Figure 2: How relational trust operates in a school 14

this image shows how relational trust operates in a school the first section under the heading determinants of relational trust there are four boxes which read interpersonal respect, personal regard for others, competence in the role and personal integrity these have a connecting arrow to the box on the right named relational trust, this then connects over to the next section named consequences of high relational trust which has two sections one for teachers and schools and one for students.  Under teachers and schools there are four boxes reading positive attitude to innovation and risk, more outreach to parents, enhanced commitment and enhanced professional community.  Under students there are two boxes reading improving academic outcomes in high trust schools and higher likelihood of positive social outcomes

It is clear that the social elements of the school have considerable importance in contributing to a successful school.
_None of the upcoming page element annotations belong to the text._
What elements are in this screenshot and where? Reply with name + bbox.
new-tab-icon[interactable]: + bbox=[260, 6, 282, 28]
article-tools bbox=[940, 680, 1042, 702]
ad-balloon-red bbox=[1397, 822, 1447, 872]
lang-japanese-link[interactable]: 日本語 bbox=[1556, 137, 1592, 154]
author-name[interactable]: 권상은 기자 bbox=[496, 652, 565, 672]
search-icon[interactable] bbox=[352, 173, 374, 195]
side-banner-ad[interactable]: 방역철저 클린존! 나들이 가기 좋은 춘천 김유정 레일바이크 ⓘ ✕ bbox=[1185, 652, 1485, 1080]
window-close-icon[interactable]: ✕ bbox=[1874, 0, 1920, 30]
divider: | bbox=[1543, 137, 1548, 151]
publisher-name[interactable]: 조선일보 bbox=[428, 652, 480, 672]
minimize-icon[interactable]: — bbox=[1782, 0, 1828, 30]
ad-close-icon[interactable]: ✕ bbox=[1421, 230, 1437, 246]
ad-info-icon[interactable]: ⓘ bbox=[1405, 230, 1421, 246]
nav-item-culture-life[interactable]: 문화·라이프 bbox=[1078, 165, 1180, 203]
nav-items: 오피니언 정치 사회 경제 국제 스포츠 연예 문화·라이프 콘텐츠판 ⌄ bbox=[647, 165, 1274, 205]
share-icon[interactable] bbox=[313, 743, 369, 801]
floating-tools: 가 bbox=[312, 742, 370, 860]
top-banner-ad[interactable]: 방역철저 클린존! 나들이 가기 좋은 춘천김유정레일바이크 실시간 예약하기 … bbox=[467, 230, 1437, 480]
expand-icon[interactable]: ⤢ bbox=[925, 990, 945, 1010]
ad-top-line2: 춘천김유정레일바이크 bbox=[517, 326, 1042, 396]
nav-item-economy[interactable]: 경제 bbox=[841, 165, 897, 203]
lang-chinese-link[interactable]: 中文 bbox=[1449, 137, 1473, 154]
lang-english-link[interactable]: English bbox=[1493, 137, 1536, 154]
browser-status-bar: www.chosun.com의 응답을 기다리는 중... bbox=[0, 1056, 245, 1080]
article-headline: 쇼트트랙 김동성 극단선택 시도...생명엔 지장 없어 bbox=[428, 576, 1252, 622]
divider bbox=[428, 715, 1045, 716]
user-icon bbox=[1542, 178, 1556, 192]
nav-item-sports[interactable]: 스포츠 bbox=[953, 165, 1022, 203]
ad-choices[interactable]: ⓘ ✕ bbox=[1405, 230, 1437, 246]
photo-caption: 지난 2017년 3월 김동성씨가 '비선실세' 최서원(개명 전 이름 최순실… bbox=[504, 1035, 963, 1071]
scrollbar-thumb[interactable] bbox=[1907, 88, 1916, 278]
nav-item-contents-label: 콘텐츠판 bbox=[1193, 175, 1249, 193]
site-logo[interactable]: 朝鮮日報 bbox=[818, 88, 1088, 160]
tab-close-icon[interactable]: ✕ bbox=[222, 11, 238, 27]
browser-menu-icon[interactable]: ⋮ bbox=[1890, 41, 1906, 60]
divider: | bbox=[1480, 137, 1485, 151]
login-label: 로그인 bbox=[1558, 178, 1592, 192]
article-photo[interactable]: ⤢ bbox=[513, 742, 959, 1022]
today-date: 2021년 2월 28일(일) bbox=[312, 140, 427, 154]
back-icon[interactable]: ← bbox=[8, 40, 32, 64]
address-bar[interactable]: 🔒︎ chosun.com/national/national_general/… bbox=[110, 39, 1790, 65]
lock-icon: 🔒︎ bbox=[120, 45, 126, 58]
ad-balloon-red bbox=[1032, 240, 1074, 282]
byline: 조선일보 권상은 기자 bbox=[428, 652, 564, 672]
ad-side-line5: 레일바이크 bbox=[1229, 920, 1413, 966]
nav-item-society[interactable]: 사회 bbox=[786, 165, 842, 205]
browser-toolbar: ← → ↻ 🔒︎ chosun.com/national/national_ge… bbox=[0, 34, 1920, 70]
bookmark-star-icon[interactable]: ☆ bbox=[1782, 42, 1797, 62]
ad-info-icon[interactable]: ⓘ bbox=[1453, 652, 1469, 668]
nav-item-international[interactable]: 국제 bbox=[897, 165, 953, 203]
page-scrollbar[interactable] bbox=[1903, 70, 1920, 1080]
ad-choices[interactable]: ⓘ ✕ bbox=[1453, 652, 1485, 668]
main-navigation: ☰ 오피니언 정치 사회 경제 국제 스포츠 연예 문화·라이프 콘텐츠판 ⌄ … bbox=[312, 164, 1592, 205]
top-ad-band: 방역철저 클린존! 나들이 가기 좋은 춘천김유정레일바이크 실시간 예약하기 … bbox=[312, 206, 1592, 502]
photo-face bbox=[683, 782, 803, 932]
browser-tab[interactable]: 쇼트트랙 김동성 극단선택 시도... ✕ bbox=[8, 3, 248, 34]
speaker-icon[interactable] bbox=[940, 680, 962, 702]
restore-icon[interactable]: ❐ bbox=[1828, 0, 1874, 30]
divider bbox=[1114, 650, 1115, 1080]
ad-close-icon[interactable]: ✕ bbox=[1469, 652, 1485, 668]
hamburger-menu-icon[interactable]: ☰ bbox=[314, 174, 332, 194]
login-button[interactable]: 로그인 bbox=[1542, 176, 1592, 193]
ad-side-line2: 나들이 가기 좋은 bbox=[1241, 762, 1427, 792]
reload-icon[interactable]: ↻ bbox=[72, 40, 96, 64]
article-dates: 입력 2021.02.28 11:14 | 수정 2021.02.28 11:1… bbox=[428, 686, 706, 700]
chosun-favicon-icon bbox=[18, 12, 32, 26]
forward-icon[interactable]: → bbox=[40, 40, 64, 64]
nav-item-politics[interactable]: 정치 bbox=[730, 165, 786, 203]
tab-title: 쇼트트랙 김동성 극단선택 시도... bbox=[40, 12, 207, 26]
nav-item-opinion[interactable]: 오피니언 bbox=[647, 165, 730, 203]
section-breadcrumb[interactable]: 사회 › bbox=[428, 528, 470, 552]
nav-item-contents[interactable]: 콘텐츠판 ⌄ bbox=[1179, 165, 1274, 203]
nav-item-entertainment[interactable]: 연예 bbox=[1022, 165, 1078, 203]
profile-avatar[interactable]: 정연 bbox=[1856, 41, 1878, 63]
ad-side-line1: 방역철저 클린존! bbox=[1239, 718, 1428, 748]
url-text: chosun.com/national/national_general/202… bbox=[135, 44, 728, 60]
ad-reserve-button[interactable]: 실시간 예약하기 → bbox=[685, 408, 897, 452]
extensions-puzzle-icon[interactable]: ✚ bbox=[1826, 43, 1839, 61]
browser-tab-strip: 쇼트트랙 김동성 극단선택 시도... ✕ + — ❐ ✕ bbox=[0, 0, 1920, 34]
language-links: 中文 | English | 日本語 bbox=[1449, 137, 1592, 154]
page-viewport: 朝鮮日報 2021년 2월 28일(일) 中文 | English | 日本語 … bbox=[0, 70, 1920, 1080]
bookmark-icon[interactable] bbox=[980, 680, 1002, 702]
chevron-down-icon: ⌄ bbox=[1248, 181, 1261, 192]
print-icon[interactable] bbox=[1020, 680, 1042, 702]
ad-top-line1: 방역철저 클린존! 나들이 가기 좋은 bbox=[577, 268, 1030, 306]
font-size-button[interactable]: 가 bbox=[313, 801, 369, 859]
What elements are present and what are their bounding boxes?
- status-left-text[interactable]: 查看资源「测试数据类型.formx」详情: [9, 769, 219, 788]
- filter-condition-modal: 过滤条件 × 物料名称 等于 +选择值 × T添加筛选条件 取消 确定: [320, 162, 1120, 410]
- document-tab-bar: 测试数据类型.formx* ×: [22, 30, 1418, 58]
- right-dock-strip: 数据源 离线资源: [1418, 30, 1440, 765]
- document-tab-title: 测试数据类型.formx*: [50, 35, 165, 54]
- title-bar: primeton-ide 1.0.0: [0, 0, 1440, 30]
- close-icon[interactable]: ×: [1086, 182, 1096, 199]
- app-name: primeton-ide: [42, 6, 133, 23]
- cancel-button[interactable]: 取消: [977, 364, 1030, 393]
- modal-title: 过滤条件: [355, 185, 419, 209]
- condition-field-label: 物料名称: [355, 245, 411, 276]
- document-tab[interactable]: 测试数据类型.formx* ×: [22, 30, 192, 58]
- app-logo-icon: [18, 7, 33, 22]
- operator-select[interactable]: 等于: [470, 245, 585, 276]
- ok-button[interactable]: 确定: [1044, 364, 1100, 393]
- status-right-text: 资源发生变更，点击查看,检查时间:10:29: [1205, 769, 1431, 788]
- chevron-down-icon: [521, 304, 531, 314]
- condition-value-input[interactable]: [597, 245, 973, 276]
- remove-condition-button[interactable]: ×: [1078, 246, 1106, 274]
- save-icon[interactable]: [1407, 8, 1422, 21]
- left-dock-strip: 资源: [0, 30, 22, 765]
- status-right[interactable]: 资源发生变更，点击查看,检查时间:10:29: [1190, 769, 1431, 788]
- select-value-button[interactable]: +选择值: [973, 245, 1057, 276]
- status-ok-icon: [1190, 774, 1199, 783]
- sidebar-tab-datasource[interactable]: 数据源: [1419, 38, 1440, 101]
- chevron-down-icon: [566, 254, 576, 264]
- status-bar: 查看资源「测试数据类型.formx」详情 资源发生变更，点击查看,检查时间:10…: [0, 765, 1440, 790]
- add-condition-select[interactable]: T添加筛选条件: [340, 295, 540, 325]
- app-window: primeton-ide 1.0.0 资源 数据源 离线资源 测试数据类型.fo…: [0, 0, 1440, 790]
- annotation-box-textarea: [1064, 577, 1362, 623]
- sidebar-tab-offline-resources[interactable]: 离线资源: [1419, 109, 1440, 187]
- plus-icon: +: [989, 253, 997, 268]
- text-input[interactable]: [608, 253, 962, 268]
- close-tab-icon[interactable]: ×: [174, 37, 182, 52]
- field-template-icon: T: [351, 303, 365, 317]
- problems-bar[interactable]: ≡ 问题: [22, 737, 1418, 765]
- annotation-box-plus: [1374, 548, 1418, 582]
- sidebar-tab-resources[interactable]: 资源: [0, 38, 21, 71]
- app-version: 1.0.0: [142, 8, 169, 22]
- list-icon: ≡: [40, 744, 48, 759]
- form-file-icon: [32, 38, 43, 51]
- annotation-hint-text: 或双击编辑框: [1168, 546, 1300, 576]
Chapman suggests that if schools ignore social elements then any change tends to be short lived and not necessarily effective. Furthermore, he identifies one of the key challenges to developing sophisticated school improvement as contextualising those improvements; matching improvement strategies to [the] individual needs of the school.15

As advisor to the board of trustees, the principal keeps trustees informed of progress for students, how effective any initiatives have been, how well students are achieving, what else needs to be done, and what resources are needed to effect the improvement. The role of the principal and other leaders in the school is pivotal.

Governance

High functioning boards have reliable self-review practices, with rich data to interrogate and so determine what is effective for their students. In this context, trustees should be interrogating attendance data, disciplinary data, achievement data and leavers’ destinations, paying special attention to priority learners to inform their decisions about resources needed to keep every student in the school engaged and achieving success.